For Synchronous HTTP interface and Asynchronous HTTP interface, the recognitionTimeout count starts from the point when the server begins receiving audio from the client. For WebSocket interface, it starts from the point when the beginning of the first utterance segment is detected. Note that the duration of recognitionTimeout is the time taken for recognition processing, not the duration of the audio data.
The default value is 0, and when set to 0, this function is disabled.
This function is effective in cases where it is important to find an utterance segment containing valid recognition results as quickly as possible, such as in a question-and-answer voicebot, and where recognition processing is not necessary for subsequent utterance segments. If you enable this function and find that the utterance segments are interrupted mid-speech, resulting in incomplete recognition results, adjust the postTime in segmenterProperties.
WebSocket API Specific Parameters
resultUpdatedInterval
Interval for recognition in progress events
Specifies the interval in milliseconds at which recognition in progress events are issued.
- Setting it to 0 will not issue recognition in progress events.
- It issues recognition in-progress events every time the specified time elapses. If the interim recognition result is not updated during the specified time, the previous interim recognition result with a "." added to the end will be sent. If a value including a fraction less than 100 is specified, it will be treated as if the value rounded up to a multiple of 100 was specified.
noInputTimeout
Speech Start Timeout
This function forcibly ends the speech recognition session and cancels all subsequent recognition processing if no utterance segment is detected for a certain period (= noInputTimeout). The unit is milliseconds. The length of this time is the time taken for speech recognition processing, not the duration of the audio data.
When the session ends, the client receives "e timeout occurred" error.
The default value is 0, and when set to 0, this function is disabled.

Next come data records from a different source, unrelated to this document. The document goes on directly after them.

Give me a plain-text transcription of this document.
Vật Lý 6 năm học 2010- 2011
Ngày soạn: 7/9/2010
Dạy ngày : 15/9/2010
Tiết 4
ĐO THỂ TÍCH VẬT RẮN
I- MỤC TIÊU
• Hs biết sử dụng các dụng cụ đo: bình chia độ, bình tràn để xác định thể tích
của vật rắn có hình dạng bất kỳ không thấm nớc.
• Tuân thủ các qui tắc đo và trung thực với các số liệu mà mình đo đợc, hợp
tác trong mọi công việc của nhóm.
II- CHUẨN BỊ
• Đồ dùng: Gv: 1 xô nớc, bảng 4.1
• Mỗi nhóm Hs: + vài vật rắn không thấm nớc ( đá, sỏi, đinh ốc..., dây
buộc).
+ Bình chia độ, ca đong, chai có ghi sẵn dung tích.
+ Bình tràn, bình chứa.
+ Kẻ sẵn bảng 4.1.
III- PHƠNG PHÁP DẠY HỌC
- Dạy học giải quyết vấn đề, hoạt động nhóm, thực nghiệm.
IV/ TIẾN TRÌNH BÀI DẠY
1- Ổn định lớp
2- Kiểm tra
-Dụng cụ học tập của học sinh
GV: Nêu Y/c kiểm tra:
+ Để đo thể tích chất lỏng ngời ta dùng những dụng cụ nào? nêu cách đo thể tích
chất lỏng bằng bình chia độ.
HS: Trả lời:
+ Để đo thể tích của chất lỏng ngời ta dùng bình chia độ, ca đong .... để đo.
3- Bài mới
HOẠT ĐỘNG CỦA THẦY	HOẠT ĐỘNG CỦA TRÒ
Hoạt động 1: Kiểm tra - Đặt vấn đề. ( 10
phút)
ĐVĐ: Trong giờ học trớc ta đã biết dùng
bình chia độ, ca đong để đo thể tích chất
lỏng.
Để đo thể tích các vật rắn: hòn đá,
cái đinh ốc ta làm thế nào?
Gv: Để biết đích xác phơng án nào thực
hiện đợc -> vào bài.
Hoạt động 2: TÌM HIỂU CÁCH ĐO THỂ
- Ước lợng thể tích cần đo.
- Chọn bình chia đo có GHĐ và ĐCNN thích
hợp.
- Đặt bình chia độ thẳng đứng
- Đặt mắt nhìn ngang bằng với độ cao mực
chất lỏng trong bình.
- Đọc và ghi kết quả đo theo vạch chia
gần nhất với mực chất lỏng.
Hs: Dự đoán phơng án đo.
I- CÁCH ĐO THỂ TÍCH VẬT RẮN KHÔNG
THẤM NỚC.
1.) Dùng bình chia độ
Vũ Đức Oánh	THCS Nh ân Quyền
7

Asynchronous HTTP Interface Specific Parameters
loggingOptOut
Change logging or no logging settings
loggingOptOut=<True|False>
Specifies logging or no logging. When set to True, the system will not retain logs during the session. The default is False.
contentId
User-defined ID
contentId=<arbitrary string>
You can specify an arbitrary string defined on the user side. It will be included in the status and result responses during that session. The default is None.
compatibleWithSync
Result format compatibility
compatibleWithSync=<True|False>
Formats the results in a way compatible with the Synchronous HTTP interface. The default is False.
speakerDiarization
Speaker diarization enable option
speakerDiarization=<True|False>
Enables speaker diarization. The default is False. For details, please see Speaker Diarization.
diarizationMinSpeaker
Minimum estimated number of speakers for diarization
diarizationMinSpeaker=<int>
Only valid when speaker diarization is enabled, you can specify the minimum number of speakers in the audio. It must be set to 1 or higher. The default is 1. For details, please see Speaker Diarization.
diarizationMaxSpeaker
Maximum estimated number of speakers for diarization
diarizationMaxSpeaker=<int>
Only valid when speaker diarization is enabled, you can specify the maximum number of speakers in the audio. It must be set to a value equal to or greater than diarizationMinSpeaker. The default is 10. For details, please see Speaker Diarization.
sentimentAnalysis
Sentiment analysis enable option
sentimentAnalysis=<True|False>
Enables sentiment analysis. The default is False.
For details, please see Sentiment Analysis.